Today makers the day that my oldest daughter is offically school ready. It’s a sad day but also a happy one. I hoped she would have waited until next year when she was actually 4 but she did things that made it very clear that she was ready for a new (much larger) milestone in life.

I loved that we have mastered small milestones in life, the biggest one she mas mastered was using the toilet like a big girl. These were small milestones that I knew I could handle in life, simple ones that in my heart I knew were small. I never wanted to focus on the larger ones that I knew would come. I think this milestone is more of a slap to the face, this slap sucks, she is growing up and ready to explore the world. Explore the world leading the way instead of Mommy leading the way.

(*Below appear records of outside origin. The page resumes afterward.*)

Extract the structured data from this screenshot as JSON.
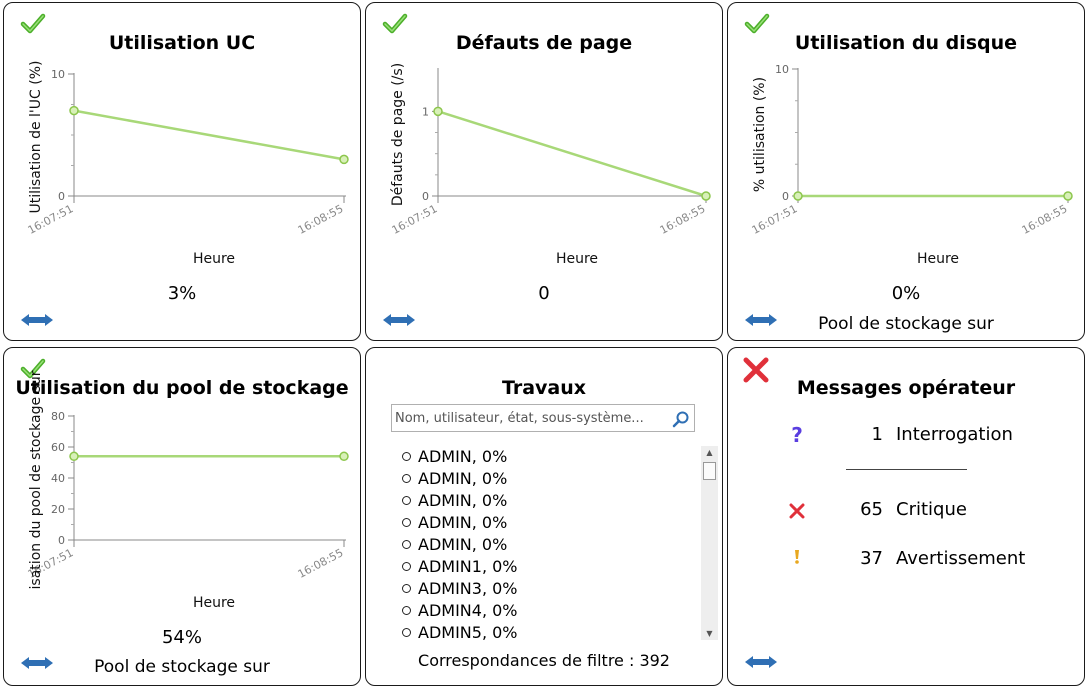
{
  "colors": {
    "line": "#a8d878",
    "point": "#8cc64c",
    "ok": "#4caf2a",
    "error": "#e0303a",
    "warning": "#e8a820",
    "question": "#5a3ee0",
    "arrow": "#2f6fb4"
  },
  "panels": {
    "cpu": {
      "title": "Utilisation UC",
      "status_icon": "check-icon",
      "value": "3%",
      "expand_icon": "double-arrow-icon",
      "chart_data": {
        "type": "line",
        "xlabel": "Heure",
        "ylabel": "Utilisation de l'UC (%)",
        "x": [
          "16:07:51",
          "16:08:55"
        ],
        "y": [
          7,
          3
        ],
        "ylim": [
          0,
          10
        ],
        "yticks": [
          "0",
          "10"
        ],
        "grid": false
      }
    },
    "pagefaults": {
      "title": "Défauts de page",
      "status_icon": "check-icon",
      "value": "0",
      "expand_icon": "double-arrow-icon",
      "chart_data": {
        "type": "line",
        "xlabel": "Heure",
        "ylabel": "Défauts de page (/s)",
        "x": [
          "16:07:51",
          "16:08:55"
        ],
        "y": [
          1,
          0
        ],
        "ylim": [
          0,
          1.5
        ],
        "yticks": [
          "0",
          "1"
        ],
        "grid": false
      }
    },
    "disk": {
      "title": "Utilisation du disque",
      "status_icon": "check-icon",
      "value": "0%",
      "subtitle": "Pool de stockage sur",
      "expand_icon": "double-arrow-icon",
      "chart_data": {
        "type": "line",
        "xlabel": "Heure",
        "ylabel": "% utilisation (%)",
        "x": [
          "16:07:51",
          "16:08:55"
        ],
        "y": [
          0,
          0
        ],
        "ylim": [
          0,
          10
        ],
        "yticks": [
          "0",
          "10"
        ],
        "grid": false
      }
    },
    "pool": {
      "title": "Utilisation du pool de stockage",
      "status_icon": "check-icon",
      "value": "54%",
      "subtitle": "Pool de stockage sur",
      "expand_icon": "double-arrow-icon",
      "chart_data": {
        "type": "line",
        "xlabel": "Heure",
        "ylabel": "isation du pool de stockage sur",
        "x": [
          "16:07:51",
          "16:08:55"
        ],
        "y": [
          54,
          54
        ],
        "ylim": [
          0,
          80
        ],
        "yticks": [
          "0",
          "20",
          "40",
          "60",
          "80"
        ],
        "grid": false
      }
    },
    "jobs": {
      "title": "Travaux",
      "search_placeholder": "Nom, utilisateur, état, sous-système...",
      "search_icon": "magnifier-icon",
      "items": [
        "ADMIN, 0%",
        "ADMIN, 0%",
        "ADMIN, 0%",
        "ADMIN, 0%",
        "ADMIN, 0%",
        "ADMIN1, 0%",
        "ADMIN3, 0%",
        "ADMIN4, 0%",
        "ADMIN5, 0%"
      ],
      "matches": "Correspondances de filtre : 392"
    },
    "messages": {
      "title": "Messages opérateur",
      "status_icon": "error-icon",
      "expand_icon": "double-arrow-icon",
      "rows": [
        {
          "icon": "question-icon",
          "count": "1",
          "label": "Interrogation"
        },
        {
          "icon": "critical-icon",
          "count": "65",
          "label": "Critique"
        },
        {
          "icon": "warning-icon",
          "count": "37",
          "label": "Avertissement"
        }
      ]
    }
  }
}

I know it is only preschool, it is only two days a week for a few hours. But she is still my little baby girl. I don’t want her to grow up, I have fears for her. I am afraid that she will get bullied, or get hurt, even worse feel alone. I know that she will be under teachers care and that nothing bad will happen. But my own mother told me that that is a mothers curse, you spend your life worrying for them. But the best part of that curse, the love that is in your life. It is a new love, a love that you can never explain, it’s something that you never knew you were missing out on until you hold your child.

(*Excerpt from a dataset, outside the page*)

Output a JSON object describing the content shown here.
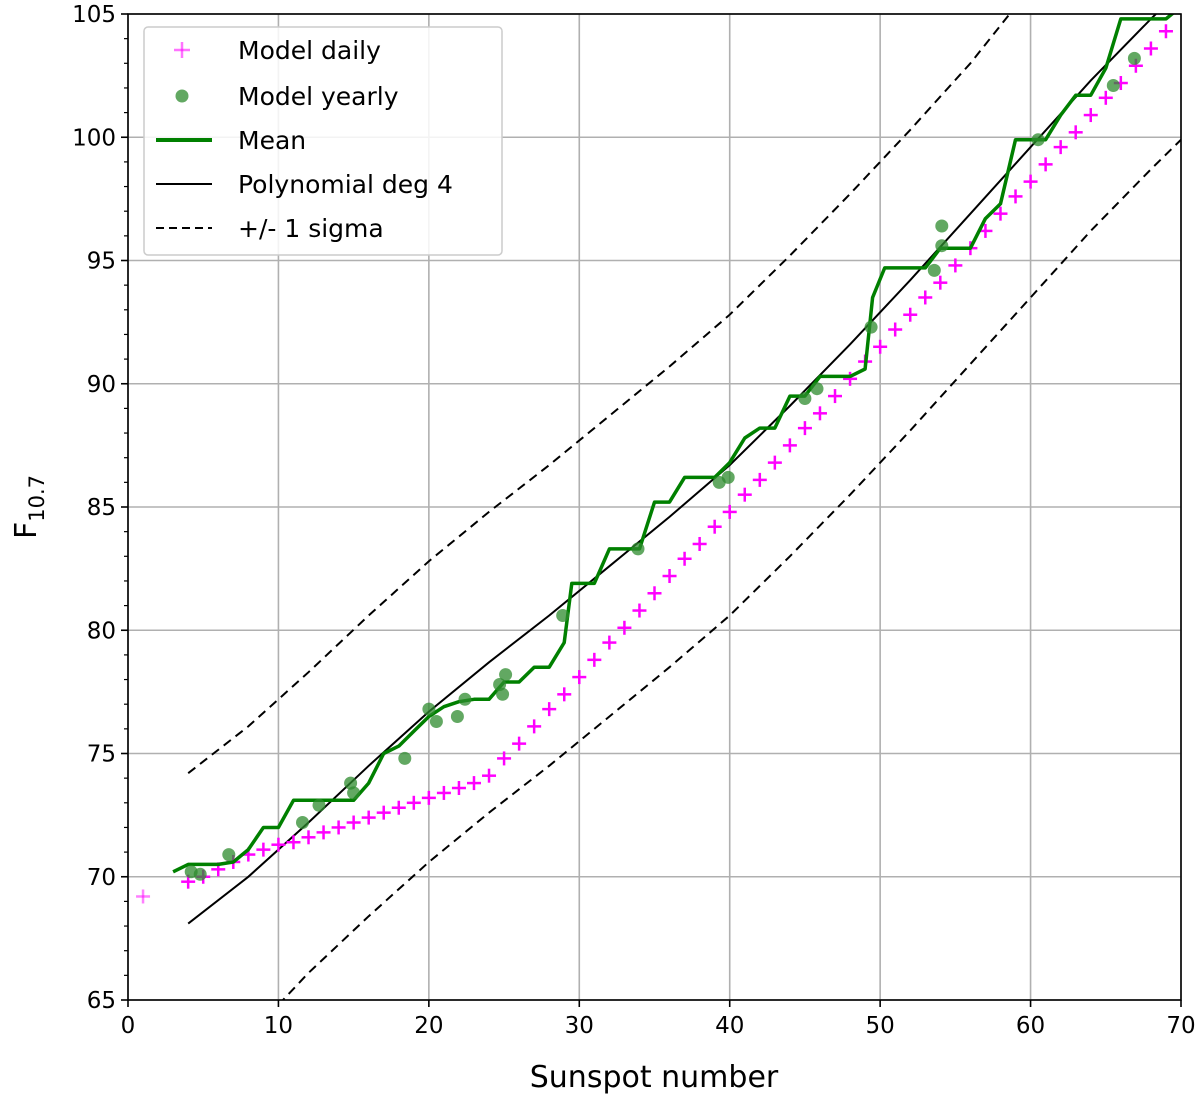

I know she will love me, even hate me at times. But those are milestones and things I knew would happen. I was prepared for that, but these feelings I have about my daughters first day at preschool. These are harder than I would have ever expected. But part of me knows that these feelings will fade, but I also know that these feelings will come again, and again and forever.

Wanting the best for your kids and wanting to protect them is a hard balance, it is a fight that I know now my own parents felt often. But in all reality I welcome these feelings every day, and look forward to my children growing and exploring the world till their hearts content.